Friday, May 16, 2014

Flash Fiction Friday: A Thousand Lives . . .

Today for Flash Fiction Friday, the beginning of a story that went no where, title A Thousand Lives . . .
Death doesn't care.
You can be brave, fearful, not go gently, or welcome it.
Death does not care.
Death will come.  Death will take you.  From the battlefield where your shattered body lies alone in mud and blood.  From the sanitary hospital bed with white sheets and your loved ones around you.
Death does not care.  It will take you.
I'm on a first-name basis with Death.
Everyone lives once.  Everyone dies once.  Everyone, that is, but me.
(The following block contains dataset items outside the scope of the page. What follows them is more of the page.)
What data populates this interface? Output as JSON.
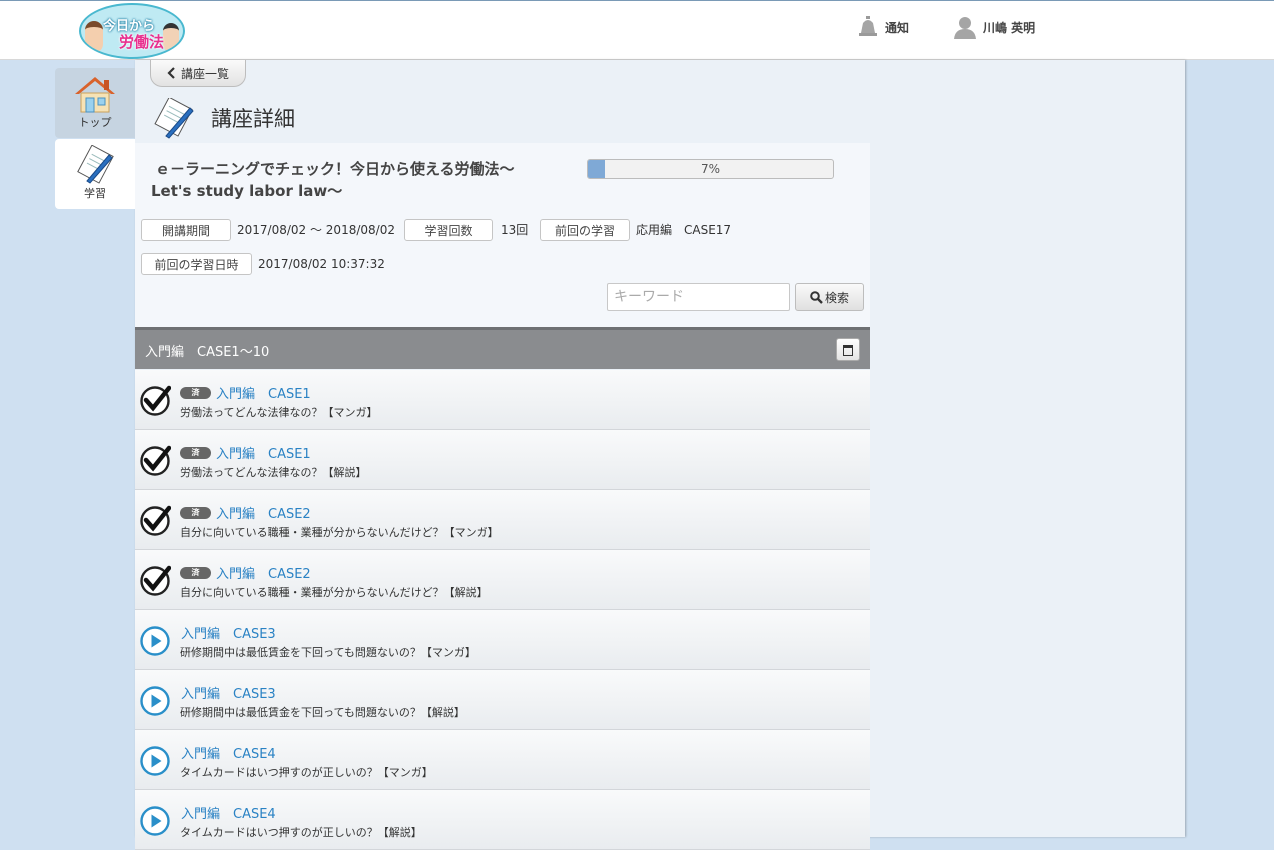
{
  "header": {
    "logo": {
      "top_text": "今日から",
      "main_text": "労働法"
    },
    "notification_label": "通知",
    "user_name": "川嶋 英明"
  },
  "side_nav": [
    {
      "label": "トップ",
      "icon": "home-icon"
    },
    {
      "label": "学習",
      "icon": "notebook-pen-icon"
    }
  ],
  "back_button_label": "講座一覧",
  "page_title": "講座詳細",
  "course": {
    "title_line1": "ｅ－ラーニングでチェック！今日から使える労働法～",
    "title_line2": "Let's study labor law～",
    "progress_percent": 7,
    "progress_label": "7%",
    "period_label": "開講期間",
    "period_value": "2017/08/02 ～ 2018/08/02",
    "count_label": "学習回数",
    "count_value": "13回",
    "last_label": "前回の学習",
    "last_value": "応用編　CASE17",
    "last_date_label": "前回の学習日時",
    "last_date_value": "2017/08/02 10:37:32"
  },
  "search": {
    "placeholder": "キーワード",
    "button_label": "検索"
  },
  "section": {
    "title": "入門編　CASE1～10"
  },
  "lessons": [
    {
      "done": true,
      "badge": "済",
      "title": "入門編　CASE1",
      "subtitle": "労働法ってどんな法律なの？【マンガ】"
    },
    {
      "done": true,
      "badge": "済",
      "title": "入門編　CASE1",
      "subtitle": "労働法ってどんな法律なの？【解説】"
    },
    {
      "done": true,
      "badge": "済",
      "title": "入門編　CASE2",
      "subtitle": "自分に向いている職種・業種が分からないんだけど？【マンガ】"
    },
    {
      "done": true,
      "badge": "済",
      "title": "入門編　CASE2",
      "subtitle": "自分に向いている職種・業種が分からないんだけど？【解説】"
    },
    {
      "done": false,
      "badge": "",
      "title": "入門編　CASE3",
      "subtitle": "研修期間中は最低賃金を下回っても問題ないの？【マンガ】"
    },
    {
      "done": false,
      "badge": "",
      "title": "入門編　CASE3",
      "subtitle": "研修期間中は最低賃金を下回っても問題ないの？【解説】"
    },
    {
      "done": false,
      "badge": "",
      "title": "入門編　CASE4",
      "subtitle": "タイムカードはいつ押すのが正しいの？【マンガ】"
    },
    {
      "done": false,
      "badge": "",
      "title": "入門編　CASE4",
      "subtitle": "タイムカードはいつ押すのが正しいの？【解説】"
    }
  ],
  "colors": {
    "link": "#2a82c4",
    "section_bg": "#8a8c8f",
    "page_bg": "#cfe0f1",
    "progress_fill": "#7fa9d6"
  }
}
I've had a thousand names.  I've died a thousand deaths.  I am not a coward; I am not brave.  I am not human.
We first came to this planet when your ancestors where finding out that throwing rocks was an efficient way to kill animals.  Or each other.  We were evolved beyond bodies.  We traveled in vessels of pure energy, storing our consciousness in the interlacing electromagnetic pathways.  I was as big as a galaxy.  I was as small as a quark.
We found corporal beings vulgar yet amusing.  Like you keep a goldfish simply to watch it swim in its unknowingness, we watched you.
Until the accident.  Until the one thing that could never ever happen did.
I got lost.
On your planet, I got lost, left behind.
You might think me a spirit or a ghost.  I'm not, I'm just immortal yet I needed a body to live in.  No, I don't understand it.  I'm a billion times smarter than your smartest scientists and I don't know why I am cursed to live on this planet, one life after the other.  I die, and wake up in a new body, a baby, a boy, a girl, black, white, yellow, red.  I've been a slave (more times than I care to count), a king, a peasant, a whore, a prince, a nun, a warrior.
I've died a thousand deaths a thousand different ways.
I think drowning is the worst, at least of the non-violent ways to die.  Holding your breath until you can't hold it any longer.  Sweet relief as you inhale, then . . . death, as your brain is deprived of oxygen.  The bottom decks of the Titanic were probably the worst.  Add your most claustrophobic nightmare with drowning.  I was, to be honest, glad it was pitch black.  I couldn't see the men around me dying, too, sentenced to death for the crime of being boiler stokers.
But I had also died so many violent, painful deaths, sometimes horrific deaths.  Too many to recount, too many to list.
I'd been this man for twenty-five years.
They said I was wise beyond my years.  Had the eyes of an old man.  If they only knew.  Not that I remembered anything from my previous lives when I was alive.  I only remembered when I was dead.  Dead just long enough to relive all the horrors I had experienced over epochs of humanity before I would be shoved into the next life.  And then the next life.  And the next life.
The circumstances you are born in determine more of your life than you ever consider.  The sharecropper's son who becomes a billionaire, yes, it happens.  But most sharecropper's son will be sharecroppers.  Or drunks.  Or join the Army.
I joined the Army.  It was 1939.  The world was secure.  The United States was protected by two big oceans and President Roosevelt promised to keep the US out of the brewing conflict in Europe.  The Army was safe, secure, and I had a roof over my head and three square meals a day. 
I was even happier when in spring of 1941 I was transferred to Schofield Barracks in Hawaii.  White sand beaches, warm water, and beautiful women.  I didn't care what color someone was (I'd been that color at some point).  I didn't know why but I always preferred women, even when I was one.
I woke up on Sunday morning early.  It was December.